Digital assets are just one piece of this vision. Satz envisions a future where investors can spread retirement assets not just between public equities, bonds and cryptocurrencies, but also into real estate, private equity, venture capital and other alternatives.
But there are many nuances, rules and tax implications advisors have to consider when investing alternatives in retirement accounts, said Gregory Giardino, a financial advisor with J.M. Franklin & Company, a hybrid RIA headquartered in Tarrytown, New York. Alternatives tend to be riskier and not as regulated or transparent as public securities. They also usually have higher fees and are often illiquid, making them a challenging asset class for those who need to withdraw money to live in retirement.
“For those that have the risk capacity and time horizon, adding some exposure to these investments can make sense if done prudently. Diversification can become enhanced and the overall risk of the portfolio may go down,” Giardino said. “However, some alternatives can actually increase the risk profile and have the unintended opposite effect.”
Satz dismissed concerns about the illiquidity of some of these products.

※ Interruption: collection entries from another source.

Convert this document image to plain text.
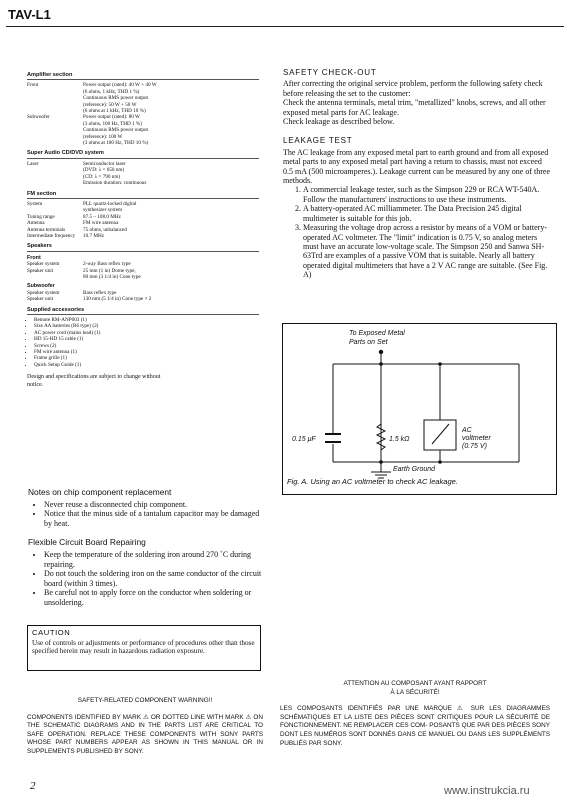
TAV-L1
Amplifier section
Front	Power output (rated): 40 W + 40 W
(6 ohms, 1 kHz, THD 1 %)
Continuous RMS power output
(reference): 50 W + 50 W
(6 ohms at 1 kHz, THD 10 %)
Subwoofer	Power output (rated): 80 W
(3 ohms, 100 Hz, THD 1 %)
Continuous RMS power output
(reference): 100 W
(3 ohms at 100 Hz, THD 10 %)
Super Audio CD/DVD system
Laser	Semiconductor laser
(DVD: λ = 650 nm)
(CD: λ = 790 nm)
Emission duration: continuous
FM section
System	PLL quartz-locked digital
synthesizer system
Tuning range	87.5 – 108.0 MHz
Antenna	FM wire antenna
Antenna terminals	75 ohms, unbalanced
Intermediate frequency	10.7 MHz
Speakers
Front
Speaker system	2-way Bass reflex type
Speaker unit	25 mm (1 in) Dome type,
80 mm (3 1/4 in) Cone type
Subwoofer
Speaker system	Bass reflex type
Speaker unit	130 mm (5 1/4 in) Cone type × 2
Supplied accessories
• Remote RM-ANP003 (1)
• Size AA batteries (R6 type) (2)
• AC power cord (mains lead) (1)
• HD 15-HD 15 cable (1)
• Screws (2)
• FM wire antenna (1)
• Frame grille (1)
• Quick Setup Guide (1)
Design and specifications are subject to change without notice.
SAFETY CHECK-OUT

After correcting the original service problem, perform the following safety check before releasing the set to the customer:

Check the antenna terminals, metal trim, "metallized" knobs, screws, and all other exposed metal parts for AC leakage.

Check leakage as described below.

LEAKAGE TEST

The AC leakage from any exposed metal part to earth ground and from all exposed metal parts to any exposed metal part having a return to chassis, must not exceed 0.5 mA (500 microamperes.). Leakage current can be measured by any one of three methods.

1. A commercial leakage tester, such as the Simpson 229 or RCA WT-540A. Follow the manufacturers' instructions to use these instruments.
2. A battery-operated AC milliammeter. The Data Precision 245 digital multimeter is suitable for this job.
3. Measuring the voltage drop across a resistor by means of a VOM or battery-operated AC voltmeter. The "limit" indication is 0.75 V, so analog meters must have an accurate low-voltage scale. The Simpson 250 and Sanwa SH-63Trd are examples of a passive VOM that is suitable. Nearly all battery operated digital multimeters that have a 2 V AC range are suitable. (See Fig. A)
To Exposed Metal
Parts on Set
0.15 μF	1.5 kΩ
AC
voltmeter
(0.75 V)
Earth Ground
Fig. A. Using an AC voltmeter to check AC leakage.
Notes on chip component replacement
• Never reuse a disconnected chip component.
• Notice that the minus side of a tantalum capacitor may be damaged by heat.
Flexible Circuit Board Repairing
• Keep the temperature of the soldering iron around 270 ˚C during repairing.
• Do not touch the soldering iron on the same conductor of the circuit board (within 3 times).
• Be careful not to apply force on the conductor when soldering or unsoldering.
CAUTION
Use of controls or adjustments or performance of procedures other than those specified herein may result in hazardous radiation exposure.
SAFETY-RELATED COMPONENT WARNING!!
COMPONENTS IDENTIFIED BY MARK ⚠ OR DOTTED LINE WITH MARK ⚠ ON THE SCHEMATIC DIAGRAMS AND IN THE PARTS LIST ARE CRITICAL TO SAFE OPERATION. REPLACE THESE COMPONENTS WITH SONY PARTS WHOSE PART NUMBERS APPEAR AS SHOWN IN THIS MANUAL OR IN SUPPLEMENTS PUBLISHED BY SONY.
ATTENTION AU COMPOSANT AYANT RAPPORT
À LA SÉCURITÉ!
LES COMPOSANTS IDENTIFIÉS PAR UNE MARQUE ⚠ SUR LES DIAGRAMMES SCHÉMATIQUES ET LA LISTE DES PIÈCES SONT CRITIQUES POUR LA SÉCURITÉ DE FONCTIONNEMENT. NE REMPLACER CES COM- POSANTS QUE PAR DES PIÈCES SONY DONT LES NUMÉROS SONT DONNÉS DANS CE MANUEL OU DANS LES SUPPLÉMENTS PUBLIÉS PAR SONY.
2	www.instrukcia.ru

“I think the conventional wisdom in retirement investing is backwards. I don’t need liquidity in [my] retirement accounts,” Satz said. “It’s a long-term plan and therefore, from a duration matching point, you should invest in long-term assets.”
Democratization of alternatives
The ultimate goal of Alto is to make the strategies traditionally enjoyed by ultra high net worth and institutional investors and financial advisors available to more people. Individuals on average have 2% to 5% allocated to alternatives, while UHNW and institutional investors hold 20% to 50% in alternatives.
Should retail investors be using the same strategies as the world’s largest? Not necessarily, said Morningstar’s Arnott. For one thing, they don’t have the same cost considerations as the average person saving for retirement, and the high fees could offset any performance advantage in smaller portfolios. Other areas of fintech “democratization,” such as access to options trading, haven’t always
There’s an argument to be made for commodities and real estate, especially to mitigate concerns about inflation, but several categories of alternative investments lag a basic 60/40 fund over the last 10 years, according to Arnott’s data. Most investors are likely better off keeping a more traditional portfolio allocation in their retirement account than stretching for yield in cryptocurrencies or other alternative investments, she said.
“There tends to be a lot of hype around alternative investment strategies,” Arnott added. “The problem is they really have not lived up to that. For the most part, investors had disappointing returns.”